Abstract
Background Transcriptome assembly from RNA-sequencing data in species without a reliable reference genome has to be performed de novo, but studies have shown that de novo methods often have inadequate ability to reconstruct transcript isoforms. We address this issue by constructing an assembly pipeline whose main purpose is to produce a comprehensive set of transcript isoforms.
Results We present the de novo transcript isoform assembler ClusTrast, which clusters a set of guiding contigs by similarity, aligns short reads to the guiding contigs, and assembles each clustered set of short reads individually. We tested ClusTrast on datasets from six eukaryotic species, and showed that ClusTrast reconstructed more expressed known isoforms than any of the other tested de novo assemblers, at a moderate reduction in precision. For recall, ClusTrast was on top in the lower end of expression levels (<15% percentile) for all tested datasets, and over the entire range for almost all datasets. Reference transcripts were often (35–69% for the six datasets) reconstructed to at least 95% of their length by ClusTrast, and more than half of reference transcripts (58–81%) were reconstructed with contigs that exhibited polymorphism, measuring on a subset of reliably predicted contigs.
Conclusion We suggest that ClusTrast can be a useful tool for studying isoforms in species without a reliable reference genome, in particular when the goal is to produce a comprehensive transcriptome set with polymorphic variants.
Competing Interest Statement
The authors have declared no competing interest.
Footnotes
westrin{at}kth.se, wk{at}warrenwk.com, olofem{at}kth.se
We have tried to make it clearer that the purpose of ClusTrast is to produce a comprehensive set of transcripts, and that it is not a suitable tool when specificity is the focus.
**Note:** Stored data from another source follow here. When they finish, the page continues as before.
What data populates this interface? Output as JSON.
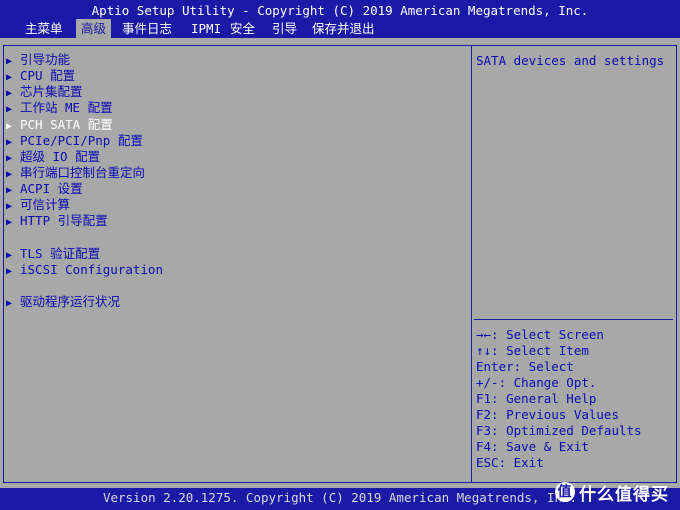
{
  "header": {
    "title": "Aptio Setup Utility - Copyright (C) 2019 American Megatrends, Inc."
  },
  "tabs": [
    {
      "label": "主菜单"
    },
    {
      "label": "高级"
    },
    {
      "label": "事件日志"
    },
    {
      "label": "IPMI"
    },
    {
      "label": "安全"
    },
    {
      "label": "引导"
    },
    {
      "label": "保存并退出"
    }
  ],
  "menu": [
    {
      "label": "引导功能"
    },
    {
      "label": "CPU 配置"
    },
    {
      "label": "芯片集配置"
    },
    {
      "label": "工作站 ME 配置"
    },
    {
      "label": "PCH SATA 配置"
    },
    {
      "label": "PCIe/PCI/Pnp 配置"
    },
    {
      "label": "超级 IO 配置"
    },
    {
      "label": "串行端口控制台重定向"
    },
    {
      "label": "ACPI 设置"
    },
    {
      "label": "可信计算"
    },
    {
      "label": "HTTP 引导配置"
    },
    {
      "label": "TLS 验证配置"
    },
    {
      "label": "iSCSI Configuration"
    },
    {
      "label": "驱动程序运行状况"
    }
  ],
  "help": {
    "description": "SATA devices and settings",
    "keys": [
      "→←: Select Screen",
      "↑↓: Select Item",
      "Enter: Select",
      "+/-: Change Opt.",
      "F1: General Help",
      "F2: Previous Values",
      "F3: Optimized Defaults",
      "F4: Save & Exit",
      "ESC: Exit"
    ]
  },
  "footer": {
    "text": "Version 2.20.1275. Copyright (C) 2019 American Megatrends, Inc."
  },
  "watermark": {
    "logo_char": "值",
    "text": "什么值得买"
  },
  "colors": {
    "frame_blue": "#1a1aa6",
    "panel_gray": "#a8a8a8",
    "text_blue": "#0a0ab4",
    "selected_white": "#ffffff"
  }
}
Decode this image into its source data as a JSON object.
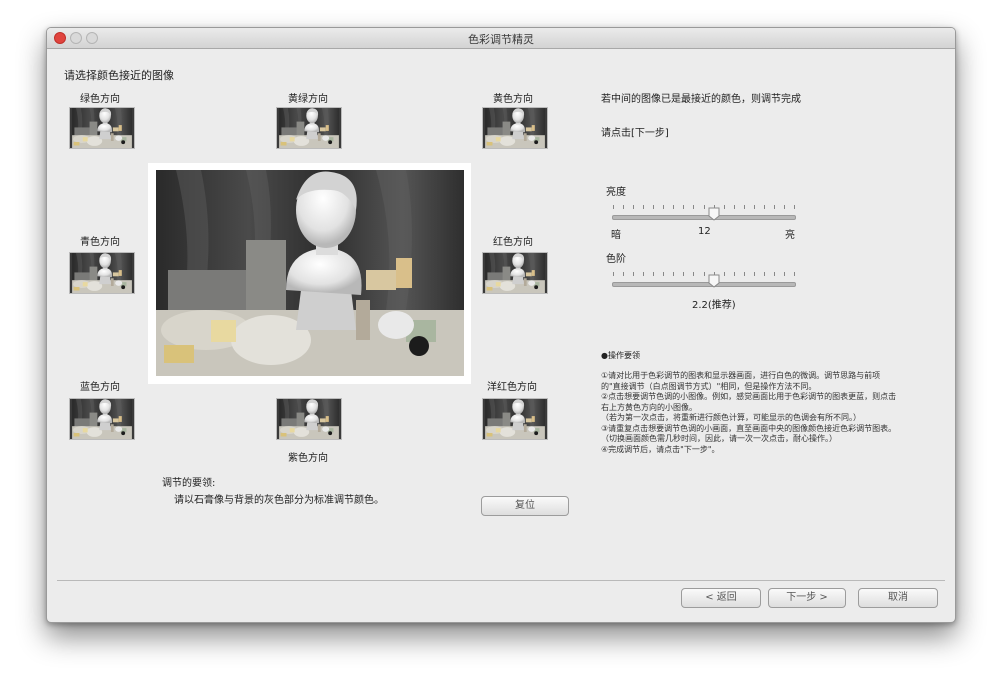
{
  "window": {
    "title": "色彩调节精灵"
  },
  "left": {
    "heading": "请选择颜色接近的图像",
    "thumbs": {
      "green": "绿色方向",
      "yellow_green": "黄绿方向",
      "yellow": "黄色方向",
      "cyan": "青色方向",
      "red": "红色方向",
      "blue": "蓝色方向",
      "purple": "紫色方向",
      "magenta": "洋红色方向"
    },
    "tips_title": "调节的要领:",
    "tips_text": "请以石膏像与背景的灰色部分为标准调节颜色。",
    "reset_label": "复位"
  },
  "right": {
    "hint1": "若中间的图像已是最接近的颜色，则调节完成",
    "hint2": "请点击[下一步]",
    "brightness": {
      "label": "亮度",
      "min_label": "暗",
      "value": "12",
      "max_label": "亮",
      "level": 0.56
    },
    "gamma": {
      "label": "色阶",
      "value": "2.2(推荐)",
      "level": 0.56
    },
    "ops_title": "●操作要领",
    "ops_lines": [
      "①请对比用于色彩调节的图表和显示器画面，进行白色的微调。调节思路与前项",
      "的\"直接调节（白点图调节方式）\"相同，但是操作方法不同。",
      "②点击想要调节色调的小图像。例如，感觉画面比用于色彩调节的图表更蓝，则点击",
      "右上方黄色方向的小图像。",
      "（若为第一次点击，将重新进行颜色计算，可能显示的色调会有所不同。）",
      "③请重复点击想要调节色调的小画面，直至画面中央的图像颜色接近色彩调节图表。",
      "（切换画面颜色需几秒时间，因此，请一次一次点击，耐心操作。）",
      "④完成调节后，请点击\"下一步\"。"
    ]
  },
  "footer": {
    "back_label": "< 返回",
    "next_label": "下一步 >",
    "cancel_label": "取消"
  },
  "colors": {
    "close_button": "#e0443e",
    "window_bg": "#ececec"
  }
}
The revision includes more analyses of the performance of the assemblers, e.g. the difference between true positive sets as defined by SQANTI and CRBB (3.1.3) and an investigation of polymorphisms and alternative splicing in the reconstructed transcriptomes (novel section 3.1.5). The description of our method, ClusTrast, has been moved from the Results chapter to the Implementation chapter (formerly Materials and Methods). A new chapter, Conclusion, is introduced. One of the datasets in our original submission, poplar, turned out to be a mixed dataset with also a fungus included. Thus, we have removed that data set from the main manuscript, and we use another poplar dataset instead.